Refrigeration in caves or under cool water were also well known ancient techniques of food preservation.

But the potential of this particular food preservation technique was not fully realized until the 1900’s when Clarence Birdseye introduced frozen foods to the American public.

People in many parts of the world developed techniques for drying and smoking foods as far as 6000 BC. Microorganism need water to carry out their metabolic processes.

Ancient Mesoamericans used salt as a preservative for trade in fish and other food stuff over long distances, as well as for storing food for long periods of time.

Since Phoenician times (from around 1250 BC) the standard practice for preserving fish was to gut it, dry it and pack it in layers with salt.

The first dehydrator for drying fruits and vegetables was introduced in France in 1795.

In 1803, a French chef named Nicholas Appert invented a new technique for preserving food.

He prepared and preserved soup, beef with gravy, beans and pea. The French navy store it for three months, Then they tried it. The food was delicious and safe to eat.

When Appert published this method in 1810 he had no knowledge of bacteria. It took another 50 years and Louis Pasteur to elucidate the relationship between microorganism and the spoilage of food.
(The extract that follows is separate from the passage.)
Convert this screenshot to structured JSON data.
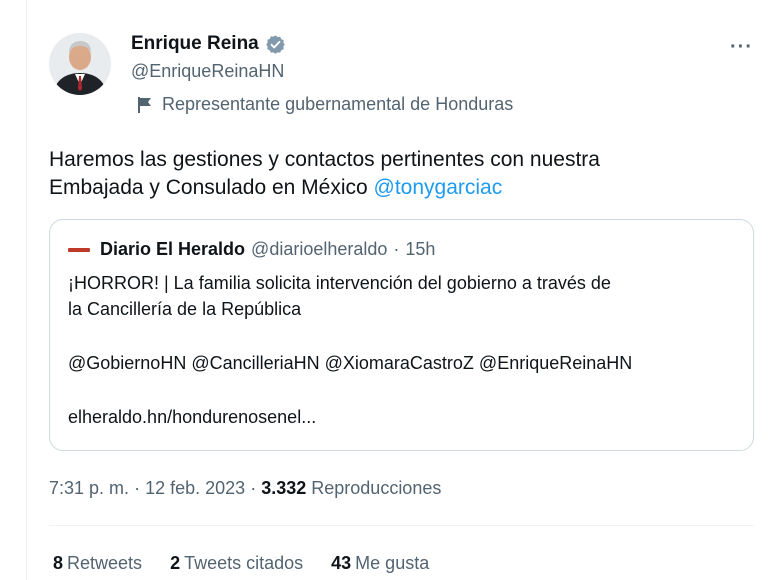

In 1854 Louis Pasteur began his investigation in wine. And pasteurization process of milk was begun in Germany and United States in 1880 and 1890 respectively.

Freezing did not fully develop until the 1950s. Freezing keeps food safe by slowing the movement of molecules, causing microbes to enter a dormant stage.

It extended periods of time because it prevents the growth of microorganisms that cause both food spoilage and foodborne illness; so frozen food is theoretically safe forever.

The term of irradiation appeared only around 1950s, but the technology can be traced back to the late 19th century.

Although food preservation has now reached a high standard at least in the developed countries, the quantities of food still spoiled are astonishing.

According to estimates, no less than 20% of foods produced never reached the consumer’s table because of attack beforehand by rodents, insects or microorganisms.